司会にE・H・エリック。前座に『悲しき願い』の尾藤イサオ。今やロックの長老となった内田裕也。青春歌手の望月浩。それにジャッキー吉川とブルーコメッツ、ブルージーンズが出た。ザ・ドリフターズも前座として2日だけ出ています。カトちゃんがドラムの椅子からコケテ転がり落ちるお約束のギャグをやってますが、当時のテレビではこのシーンは放映されませんでした。

この1966年のビートルズ公演。これはもしかするとブルージーンズが世界に飛び出す切っ掛けになったかもしれなかった。

歴史に“もしも”が許されれば・・・・

ロンドンで寺内タケシとジミヘンが出会うこともありえた。残念なことにそうはならなかった。なぜか。
 

[続く]


(4)

不世出のロック・ギタリスト、ジミ・ヘンドリックス



ビートルズの武道館公演が行なわれていた1966年7月。ひとりの偉大な ロック・ミュージシャンがイギリスによって発見される。

ロック界最高のギタリスト、ジミ・ヘンドリックスだ。

1966年7月、アニマルズのベーシストだったチャス・チャンドラーに見 いだされたジミヘンはその年の9月に大西洋をわたる。チャンドラーに ヘンドリックスの情報をもたらしたのはキース・リチャーズの恋人だったリンダ・キースだった。

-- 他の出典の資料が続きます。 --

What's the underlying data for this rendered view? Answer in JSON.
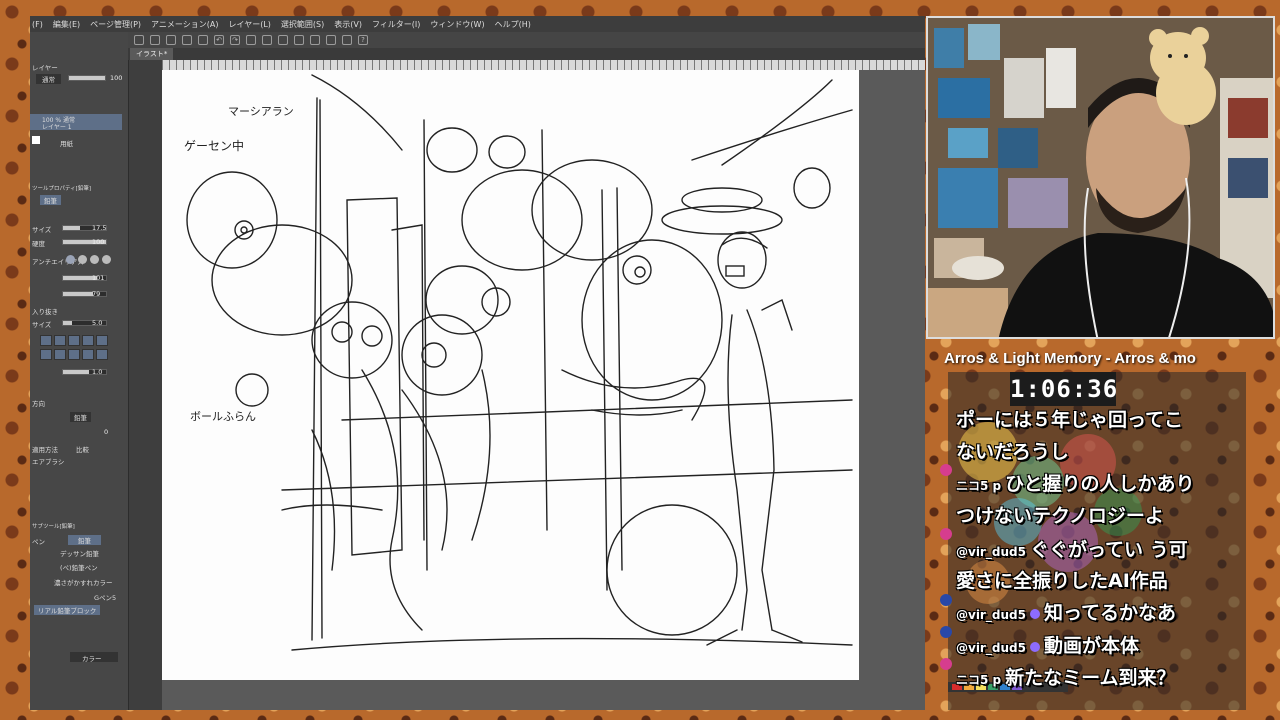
{
  "menu": {
    "items": [
      "(F)",
      "編集(E)",
      "ページ管理(P)",
      "アニメーション(A)",
      "レイヤー(L)",
      "選択範囲(S)",
      "表示(V)",
      "フィルター(I)",
      "ウィンドウ(W)",
      "ヘルプ(H)"
    ]
  },
  "canvas_tab": {
    "label": "イラスト*"
  },
  "left_panel": {
    "layer_label": "レイヤー",
    "blend_mode": "通常",
    "opacity": "100",
    "layer1_name": "100 % 通常",
    "layer1_sub": "レイヤー 1",
    "layer2_name": "用紙",
    "tool_header": "ツールプロパティ[鉛筆]",
    "tool_name": "鉛筆",
    "size_label": "サイズ",
    "size_value": "17.5",
    "density_label": "硬度",
    "density_value": "100",
    "aa_label": "アンチエイリアス",
    "value_101": "101",
    "value_79": "79",
    "interval_label": "入り抜き",
    "size2_label": "サイズ",
    "size2_value": "5.0",
    "value_10": "1.0",
    "direction_label": "方向",
    "pencil_label": "鉛筆",
    "zero_value": "0",
    "apply_label": "適用方法",
    "apply_value": "比較",
    "brush_label": "エアブラシ",
    "subtool_header": "サブツール[鉛筆]",
    "subtool_tab1": "ペン",
    "subtool_tab2": "鉛筆",
    "subtools": [
      "デッサン鉛筆",
      "(ペ)鉛筆ペン",
      "濃さがかすれカラー",
      "Gペン5",
      "リアル鉛筆ブロック"
    ],
    "color_label": "カラー"
  },
  "sketch_texts": {
    "t1": "マーシアラン",
    "t2": "ゲーセン中",
    "t3": "ボールふらん"
  },
  "stream": {
    "title": "Arros & Light Memory - Arros & mo",
    "timer": "1:06:36"
  },
  "chat": [
    {
      "user": "",
      "message": "ポーには５年じゃ回ってこ"
    },
    {
      "user": "",
      "message": "ないだろうし"
    },
    {
      "user": "ニコ5 p",
      "message": "ひと握りの人しかあり"
    },
    {
      "user": "",
      "message": "つけないテクノロジーよ"
    },
    {
      "user": "@vir_dud5",
      "message": "ぐぐがってい う可"
    },
    {
      "user": "",
      "message": "愛さに全振りしたAI作品"
    },
    {
      "user": "@vir_dud5",
      "message": "知ってるかなあ"
    },
    {
      "user": "@vir_dud5",
      "message": "動画が本体"
    },
    {
      "user": "ニコ5 p",
      "message": "新たなミーム到来？"
    }
  ],
  "colors": {
    "accent": "#5e6f88",
    "panel": "#474747",
    "canvas_bg": "#5a5a5a",
    "timer_bg": "#1c1c1c"
  }
}
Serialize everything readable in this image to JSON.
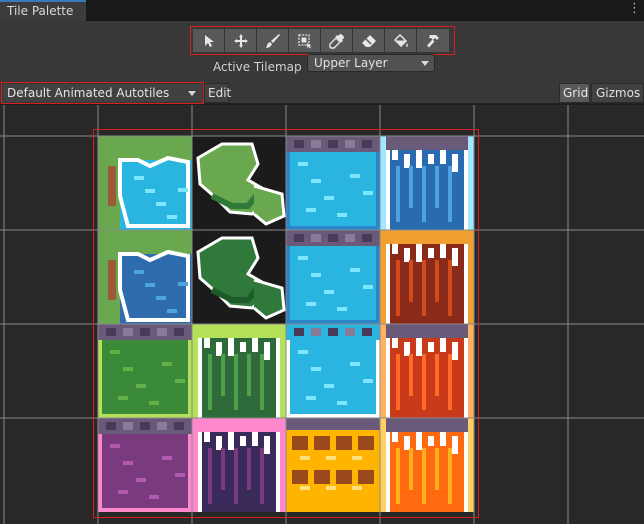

同じころ、ビートルズの武道館公演ではブルー・コメッツとブルージーンズが前座をつとめた。このときブルーコメッツの三原綱木のギター がビートルズのメンバーがいた楽屋まで聞こえてきた。おっ、日本にも うまいギタリストがいる。誰だろう?

興味を持ったジョン・レノンとポール・マッカートニーが舞台の袖まで見に来た。これは有名な話です。

三原綱木のギターですらそうだった。寺内タケシ兄貴の演奏を聞いたジ ョンとポールは腰を抜かしたはずだ。ところが・・・・・そうはならな かった。

このときのブルージーンズに寺内タケシはいなかったからです。所属事 務所の渡辺プロダクションを退社する条件としてグループから脱退した 直後のために出演していなかった。

やんぬるかな。

もしも寺内タケシがブルージーンズを脱退していなかったら・・・・・ ・

ジョンとポールに“発見された”寺内タケシがジミヘンとほぼ同じ時期 にロンドンにわたることもありえた。

1966年はロックにとり重要な年だった。ジミヘンが発見された年。ビー トルズがライブをやめた年。クリームが結成された年だ。この年以降、 ロックはアートになる。ニューロックやアートロックという名で呼ばれ るようになる。

もしも“寺内タケシが発見され”て当時のロンドンにわたり、華麗なサーフ奏法にブルージーな味を加えることに成功し・・・・誰かビッグなバンドと共演していれば、いやどこかのバンドのギタリストに迎えられていれば・・・ 日本のロックの歴史も変わっていたはずだ。